Glaucoma is a group of eye diseases that cause progressive damage to the optic nerve, which transmits visual information from the eye to the brain. This damage is associated with elevated fluid pressure inside the eye, known as intraocular pressure (IOP). Glaucoma definitively affects peripheral vision, characteristically targeting side vision first. This makes it a “silent thief of sight” due to the lack of early symptoms. If IOP is not managed, peripheral vision loss progresses, eventually leading to a loss of central vision and potential blindness.
What Glaucoma Does to the Optic Nerve
The underlying mechanism of vision loss in glaucoma is the gradual death of the delicate nerve fibers that form the optic nerve. These fibers act as communication cables, carrying signals from the light-sensing retina to the brain. The most common form of the disease, primary open-angle glaucoma, involves a failure of the eye’s internal drainage system, called the trabecular meshwork.
When the eye fluid, or aqueous humor, cannot drain properly, the intraocular pressure (IOP) builds up inside the eye. This sustained pressure causes mechanical stress on the optic nerve head. The mechanical compression and reduced blood flow disrupt the ability of the nerve fibers to transport essential nutrients and signals, leading to their eventual death.
This nerve damage is permanent. The optic nerve fibers responsible for peripheral vision are often structurally more vulnerable to this mechanical stress, which explains why side vision is typically affected earliest. The damage results in a characteristic hollowing, or “cupping,” of the optic nerve head, a sign eye doctors look for during an examination.
The Progression of Peripheral Vision Loss
Glaucoma begins to affect vision by creating small, isolated blind spots, known as scotomas, in the visual field. These initial blind spots are typically located in the periphery and are usually so subtle that the patient is entirely unaware of them. The brain is remarkably skilled at filling in these missing patches of visual information, allowing a person to maintain a seemingly normal view of the world.
The progression of damage often follows a specific pattern, beginning with the outer field of vision and slowly moving inward toward the center. As the disease advances, these individual scotomas merge and grow, causing a noticeable constriction of the visual field. This narrowing of the side vision is the stage referred to as “tunnel vision,” where the person can only see what is directly in front of them, like looking through a straw.
Because central vision, which is responsible for sharp focus like reading or recognizing faces, is usually preserved until the disease is very advanced, the patient may not seek treatment until significant, irreparable damage has occurred. The silent, gradual nature of this peripheral vision loss underscores why glaucoma is such a threat to eyesight.
How Doctors Measure Vision Loss
Detecting and monitoring this progressive vision loss requires specialized clinical tools, as it is often missed during a standard eye chart test. One primary method is the visual field test, or perimetry, which provides a functional map of the patient’s entire visual field. This test uses a bowl-shaped instrument that flashes small lights of varying intensity in different locations, requiring the patient to press a button when a light is seen.

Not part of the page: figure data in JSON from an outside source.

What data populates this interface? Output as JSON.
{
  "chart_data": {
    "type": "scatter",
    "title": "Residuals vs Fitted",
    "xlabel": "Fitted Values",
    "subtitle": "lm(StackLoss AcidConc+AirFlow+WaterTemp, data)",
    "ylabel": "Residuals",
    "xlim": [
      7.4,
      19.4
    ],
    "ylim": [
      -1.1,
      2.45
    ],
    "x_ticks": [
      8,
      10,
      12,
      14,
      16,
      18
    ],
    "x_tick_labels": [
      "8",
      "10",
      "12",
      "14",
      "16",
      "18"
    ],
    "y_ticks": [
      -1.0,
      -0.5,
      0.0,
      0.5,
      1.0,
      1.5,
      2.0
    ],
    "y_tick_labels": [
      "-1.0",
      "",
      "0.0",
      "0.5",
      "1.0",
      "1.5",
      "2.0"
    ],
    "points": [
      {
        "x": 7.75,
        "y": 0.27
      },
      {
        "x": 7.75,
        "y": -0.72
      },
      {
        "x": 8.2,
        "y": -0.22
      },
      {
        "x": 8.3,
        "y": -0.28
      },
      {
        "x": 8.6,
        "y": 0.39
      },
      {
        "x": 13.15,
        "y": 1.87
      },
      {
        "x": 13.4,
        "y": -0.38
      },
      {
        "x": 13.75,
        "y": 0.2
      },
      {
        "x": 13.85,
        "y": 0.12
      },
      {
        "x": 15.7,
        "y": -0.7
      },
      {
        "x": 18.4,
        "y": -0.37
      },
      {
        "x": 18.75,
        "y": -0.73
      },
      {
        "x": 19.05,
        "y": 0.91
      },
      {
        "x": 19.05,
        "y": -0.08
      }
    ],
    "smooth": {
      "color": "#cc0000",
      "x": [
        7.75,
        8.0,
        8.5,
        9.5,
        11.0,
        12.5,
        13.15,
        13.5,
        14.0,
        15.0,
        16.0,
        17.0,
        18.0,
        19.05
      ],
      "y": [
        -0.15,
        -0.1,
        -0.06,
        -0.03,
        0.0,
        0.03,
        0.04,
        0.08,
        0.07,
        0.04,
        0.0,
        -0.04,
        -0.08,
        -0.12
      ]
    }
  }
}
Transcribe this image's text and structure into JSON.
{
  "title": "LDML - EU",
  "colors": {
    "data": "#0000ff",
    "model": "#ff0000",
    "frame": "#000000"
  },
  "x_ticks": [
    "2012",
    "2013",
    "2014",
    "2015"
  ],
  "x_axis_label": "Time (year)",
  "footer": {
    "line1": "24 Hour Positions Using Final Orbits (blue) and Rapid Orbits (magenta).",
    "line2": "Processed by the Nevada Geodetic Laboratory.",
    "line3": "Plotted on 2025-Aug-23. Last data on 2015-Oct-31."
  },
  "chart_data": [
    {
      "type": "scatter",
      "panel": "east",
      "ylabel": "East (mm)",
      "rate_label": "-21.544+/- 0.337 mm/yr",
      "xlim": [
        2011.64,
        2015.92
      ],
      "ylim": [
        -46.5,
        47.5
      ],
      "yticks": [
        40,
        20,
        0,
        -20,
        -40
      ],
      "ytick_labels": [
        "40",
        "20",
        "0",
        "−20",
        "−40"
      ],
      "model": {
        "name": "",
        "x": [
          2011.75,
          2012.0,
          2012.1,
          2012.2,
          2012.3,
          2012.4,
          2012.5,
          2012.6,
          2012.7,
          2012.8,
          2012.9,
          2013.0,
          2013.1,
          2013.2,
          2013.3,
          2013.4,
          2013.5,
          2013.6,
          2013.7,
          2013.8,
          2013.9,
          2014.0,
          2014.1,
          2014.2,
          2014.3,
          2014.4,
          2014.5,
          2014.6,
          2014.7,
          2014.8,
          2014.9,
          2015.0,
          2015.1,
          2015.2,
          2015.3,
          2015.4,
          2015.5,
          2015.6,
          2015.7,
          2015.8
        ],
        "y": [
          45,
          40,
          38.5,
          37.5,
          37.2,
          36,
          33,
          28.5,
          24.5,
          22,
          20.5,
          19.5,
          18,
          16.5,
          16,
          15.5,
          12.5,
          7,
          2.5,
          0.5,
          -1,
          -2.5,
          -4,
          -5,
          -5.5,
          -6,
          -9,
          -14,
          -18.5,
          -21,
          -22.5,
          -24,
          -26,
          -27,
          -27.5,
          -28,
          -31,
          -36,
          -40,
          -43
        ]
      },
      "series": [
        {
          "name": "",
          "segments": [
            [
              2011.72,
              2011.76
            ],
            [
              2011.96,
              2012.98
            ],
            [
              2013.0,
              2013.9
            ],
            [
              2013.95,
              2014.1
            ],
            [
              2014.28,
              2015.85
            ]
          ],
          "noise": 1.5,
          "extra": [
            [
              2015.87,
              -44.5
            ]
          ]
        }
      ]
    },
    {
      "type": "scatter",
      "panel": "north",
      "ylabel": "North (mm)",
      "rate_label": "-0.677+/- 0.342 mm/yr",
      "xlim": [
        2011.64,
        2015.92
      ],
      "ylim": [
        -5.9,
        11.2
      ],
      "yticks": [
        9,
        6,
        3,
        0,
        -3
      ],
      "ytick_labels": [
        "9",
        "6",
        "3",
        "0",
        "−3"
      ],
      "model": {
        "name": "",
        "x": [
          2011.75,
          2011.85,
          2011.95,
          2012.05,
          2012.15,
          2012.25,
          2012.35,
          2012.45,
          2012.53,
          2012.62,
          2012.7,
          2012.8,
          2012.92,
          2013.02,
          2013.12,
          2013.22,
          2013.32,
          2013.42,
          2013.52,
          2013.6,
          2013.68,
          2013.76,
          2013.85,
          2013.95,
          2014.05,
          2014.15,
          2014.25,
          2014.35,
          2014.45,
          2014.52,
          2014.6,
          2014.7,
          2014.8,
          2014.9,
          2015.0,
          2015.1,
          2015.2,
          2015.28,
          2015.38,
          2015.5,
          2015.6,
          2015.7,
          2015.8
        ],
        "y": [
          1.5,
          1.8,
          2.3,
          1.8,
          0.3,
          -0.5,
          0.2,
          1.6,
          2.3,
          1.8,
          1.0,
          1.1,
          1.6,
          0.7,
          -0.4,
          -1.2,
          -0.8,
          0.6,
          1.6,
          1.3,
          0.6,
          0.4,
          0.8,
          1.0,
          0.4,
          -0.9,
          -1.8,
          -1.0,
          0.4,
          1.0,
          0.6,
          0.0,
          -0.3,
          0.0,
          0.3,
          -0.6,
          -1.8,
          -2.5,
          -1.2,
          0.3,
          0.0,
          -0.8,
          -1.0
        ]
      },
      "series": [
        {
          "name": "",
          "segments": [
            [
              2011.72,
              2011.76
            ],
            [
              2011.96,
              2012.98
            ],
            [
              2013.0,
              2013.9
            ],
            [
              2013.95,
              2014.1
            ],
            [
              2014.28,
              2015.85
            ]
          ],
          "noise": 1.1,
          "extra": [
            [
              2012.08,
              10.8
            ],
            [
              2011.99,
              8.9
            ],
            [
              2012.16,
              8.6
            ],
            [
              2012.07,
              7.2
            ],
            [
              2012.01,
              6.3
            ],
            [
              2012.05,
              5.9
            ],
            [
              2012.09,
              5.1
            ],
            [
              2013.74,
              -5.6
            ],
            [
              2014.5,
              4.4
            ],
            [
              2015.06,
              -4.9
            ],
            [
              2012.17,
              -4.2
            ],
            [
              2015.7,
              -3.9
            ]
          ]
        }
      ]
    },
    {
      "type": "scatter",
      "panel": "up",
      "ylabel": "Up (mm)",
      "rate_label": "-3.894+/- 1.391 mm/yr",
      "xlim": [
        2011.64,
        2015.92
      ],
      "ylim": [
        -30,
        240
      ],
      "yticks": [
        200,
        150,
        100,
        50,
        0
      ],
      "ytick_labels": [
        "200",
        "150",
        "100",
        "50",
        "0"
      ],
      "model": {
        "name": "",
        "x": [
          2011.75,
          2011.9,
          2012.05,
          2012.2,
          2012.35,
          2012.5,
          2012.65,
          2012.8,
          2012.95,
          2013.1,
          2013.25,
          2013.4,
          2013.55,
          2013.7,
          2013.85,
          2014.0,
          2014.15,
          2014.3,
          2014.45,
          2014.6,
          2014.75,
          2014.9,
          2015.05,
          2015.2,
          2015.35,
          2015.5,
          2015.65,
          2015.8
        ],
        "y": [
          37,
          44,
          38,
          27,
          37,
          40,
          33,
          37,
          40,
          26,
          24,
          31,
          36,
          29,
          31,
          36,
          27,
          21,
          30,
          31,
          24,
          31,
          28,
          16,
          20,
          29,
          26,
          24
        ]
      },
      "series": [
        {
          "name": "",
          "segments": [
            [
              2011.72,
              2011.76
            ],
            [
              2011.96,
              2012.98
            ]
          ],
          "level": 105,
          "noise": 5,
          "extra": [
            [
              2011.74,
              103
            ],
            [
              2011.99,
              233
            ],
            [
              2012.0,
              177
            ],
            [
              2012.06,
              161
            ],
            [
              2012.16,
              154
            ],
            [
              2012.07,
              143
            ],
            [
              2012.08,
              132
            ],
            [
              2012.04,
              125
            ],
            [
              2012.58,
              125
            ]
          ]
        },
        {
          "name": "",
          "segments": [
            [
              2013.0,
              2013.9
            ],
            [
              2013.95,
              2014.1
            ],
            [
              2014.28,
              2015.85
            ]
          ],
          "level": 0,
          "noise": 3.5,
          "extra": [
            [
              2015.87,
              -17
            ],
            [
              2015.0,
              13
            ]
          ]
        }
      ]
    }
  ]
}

The results of the visual field test reveal areas of reduced sensitivity and the characteristic patterns of blind spots associated with glaucoma. Optical Coherence Tomography (OCT) provides an image of the optic nerve head and the retinal nerve fiber layer. OCT measures the thickness of the nerve fibers, allowing doctors to track structural thinning over time, which can often detect damage before it is visible on a functional visual field test.
These tests are important for establishing a baseline and monitoring for subtle changes that indicate disease progression. Discrepancies between the structural OCT scans and the functional visual field tests are common, requiring the ophthalmologist to correlate both pieces of information to determine the true stage of the disease and the rate of vision loss.
Preserving Remaining Vision Through Treatment
Any vision lost due to optic nerve damage cannot be recovered. The philosophy of treatment is focused on preventing further damage and preserving the patient’s existing peripheral and central vision for life. This makes early and consistent intervention important.
The main approach to halting progression is lowering the intraocular pressure (IOP), which is the only treatable risk factor for most forms of the disease. Treatment typically begins with prescription eye drops that reduce the production of fluid or increase its outflow from the eye. If eye drops are insufficient, laser procedures or surgical options are used to create better drainage and achieve a lower, target IOP.
Reducing the pressure by a significant percentage, often 25% or more, can slow the rate of vision loss. The long-term success of treatment depends heavily on patient compliance, as consistent daily use of medication is necessary to maintain the reduced IOP and protect the remaining nerve fibers from further compression.